Jamie reappears ten minutes later clutching a handful of peonies, which I'm pretty confident aren't native to the pavements of our street. She proudly offers them to me, her little face expectant of the great praise that she knows is about to bestowed upon her.
Instant dilemma, do I thank her for the peonies thereby encouraging her to continue to nick all the neighbours' shrubbery? Or do I tell her off and shoot her gesture down in a ball of flames?
So in true fence-sitting fashion I do both (probably the reason my kids are the most confused children I know). I'm doing OK; calmly explaining that the flowers are beautiful and that it was a lovely thought but I had just told her not to go in other people's gardens. After being met with a blank look I begin to lose my cool and I can't help going from calm mode to lecturing her with abject disbelief that she has not only gone out and done the very thing I asked her not to do, but she has stolen from the neighbours garden as well! I end with a mother-hen-like phrase such as
"I don't know why I bother!"
Hmmm, didn't handle that with the greatest of finesse, I reflect as I down a large coffee and inhale hard on my Marlborough light. Next time I'll do better I resolve.
Next is Nicki. She is hungry (because it has been more than three nanoseconds since lunch). She formally requests chocolate biscuits. I counter with an offer of fruit. Nicki has a full inventory of all the kitchen's contents that she regularly updates. Knowing full well that we don't have any melon, this is what she asks for. When I tell her what she already knows; no melon, she is forced to go back to her original request of biscuits.
"Grapes, apple, or banana" I say. I'm not showing a hint of weakness but I've already withered inside because I know what's coming.
"I don't like banana!" She protests.
"Grapes or apple" I say.
"Not if you're hungry, Nicki"
In one deft move: folded arms, huffy face, glaring eyes, and deliberate stomping across the house.

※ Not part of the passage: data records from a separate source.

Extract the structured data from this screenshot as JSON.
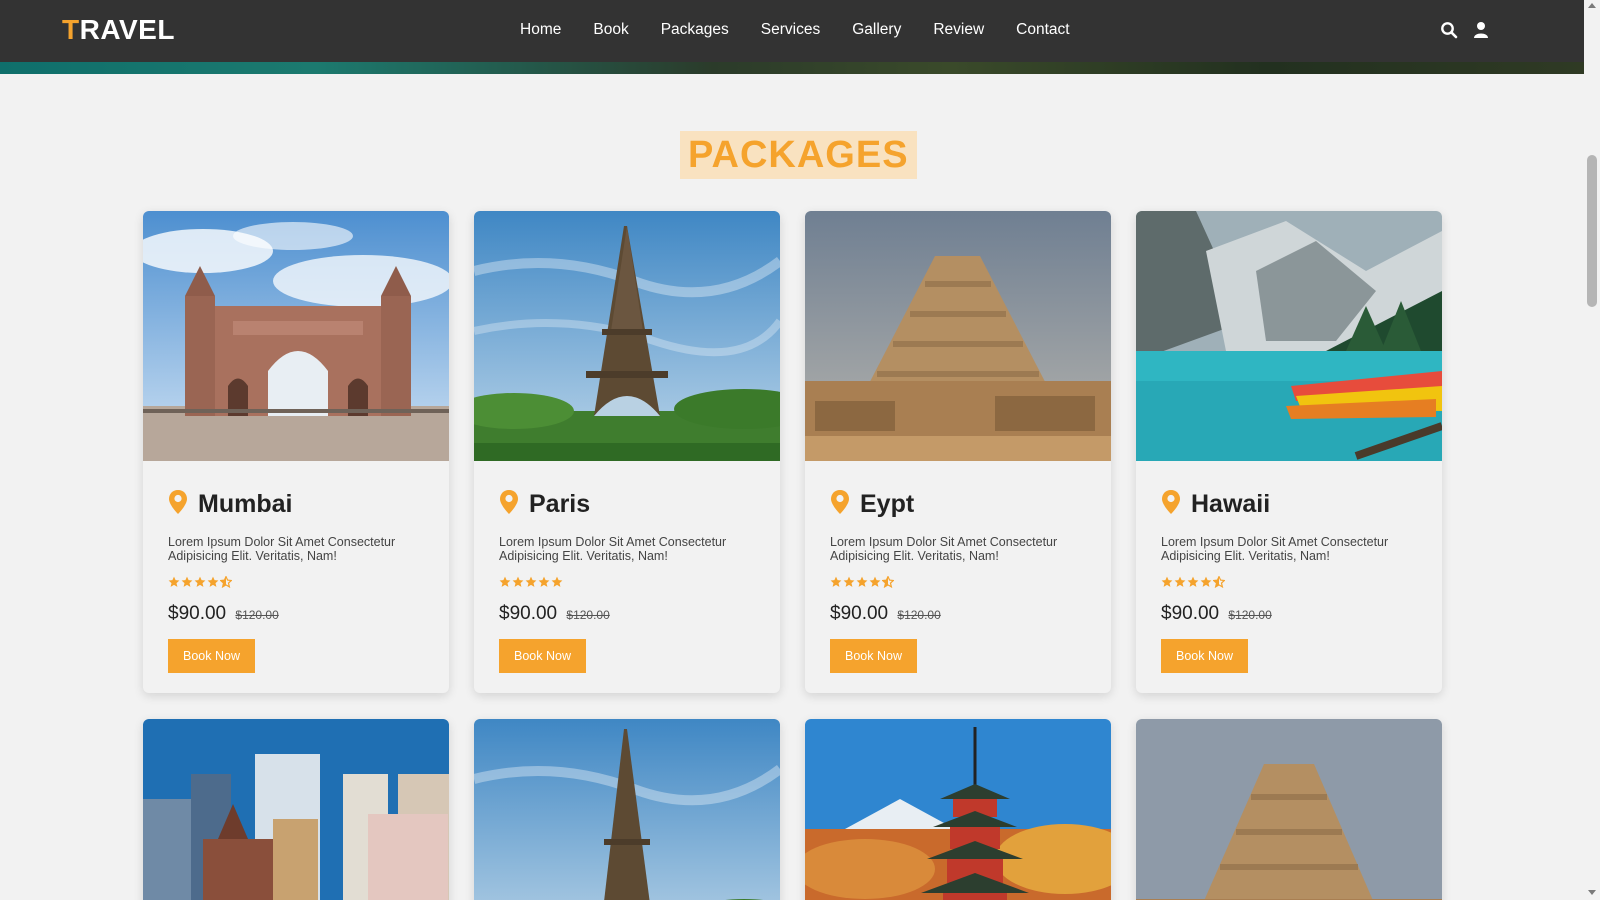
{
  "header": {
    "logo_first": "T",
    "logo_rest": "RAVEL",
    "nav": [
      "Home",
      "Book",
      "Packages",
      "Services",
      "Gallery",
      "Review",
      "Contact"
    ],
    "icons": [
      "search-icon",
      "user-icon"
    ]
  },
  "section": {
    "title": "PACKAGES"
  },
  "colors": {
    "accent": "#f5a32d",
    "header_bg": "#333333",
    "page_bg": "#f2f2f2"
  },
  "packages": [
    {
      "name": "Mumbai",
      "desc": "Lorem Ipsum Dolor Sit Amet Consectetur Adipisicing Elit. Veritatis, Nam!",
      "rating": 4.5,
      "price": "$90.00",
      "old_price": "$120.00",
      "button": "Book Now"
    },
    {
      "name": "Paris",
      "desc": "Lorem Ipsum Dolor Sit Amet Consectetur Adipisicing Elit. Veritatis, Nam!",
      "rating": 5,
      "price": "$90.00",
      "old_price": "$120.00",
      "button": "Book Now"
    },
    {
      "name": "Eypt",
      "desc": "Lorem Ipsum Dolor Sit Amet Consectetur Adipisicing Elit. Veritatis, Nam!",
      "rating": 4.5,
      "price": "$90.00",
      "old_price": "$120.00",
      "button": "Book Now"
    },
    {
      "name": "Hawaii",
      "desc": "Lorem Ipsum Dolor Sit Amet Consectetur Adipisicing Elit. Veritatis, Nam!",
      "rating": 4.5,
      "price": "$90.00",
      "old_price": "$120.00",
      "button": "Book Now"
    }
  ]
}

She slams her feet down on every single step on her way upstairs until she reaches her room. Two-second pause and then SLAM. There goes another set of door hinges. I boil the kettle and look for my fags.
Take incidents like this, have them five times over in a single day with five children of differing ages and personalities and you may be somewhere close to the nightmare that is parenting the Hayes offspring (or any offspring, I suspect).
However, when you chuck a Stig into the equation, this changes things. Usually not in a good way but then you can almost always guarantee that with Stig around, hilarity will ensue.
His top five telling offs of all time are funny, shameful and not particularly effective, but nevertheless deserve a mention.
1. To Nicki: "You're a Brownie, you should know better!"
2. To random squabbling children: "Quit it, you're making my voice go up and down!"
3. When Sam was running away after I'd told him off: "Run Forrest, Run!"
4. Jamie to Stig: "Dad, when will I be able to go to the shop alone?"
Stig to Jamie: "When you've climbed the hill of responsibility"
5. To all kids when bedlam ensues: "What do you think this is, Jonny's F****** Fun Factory?"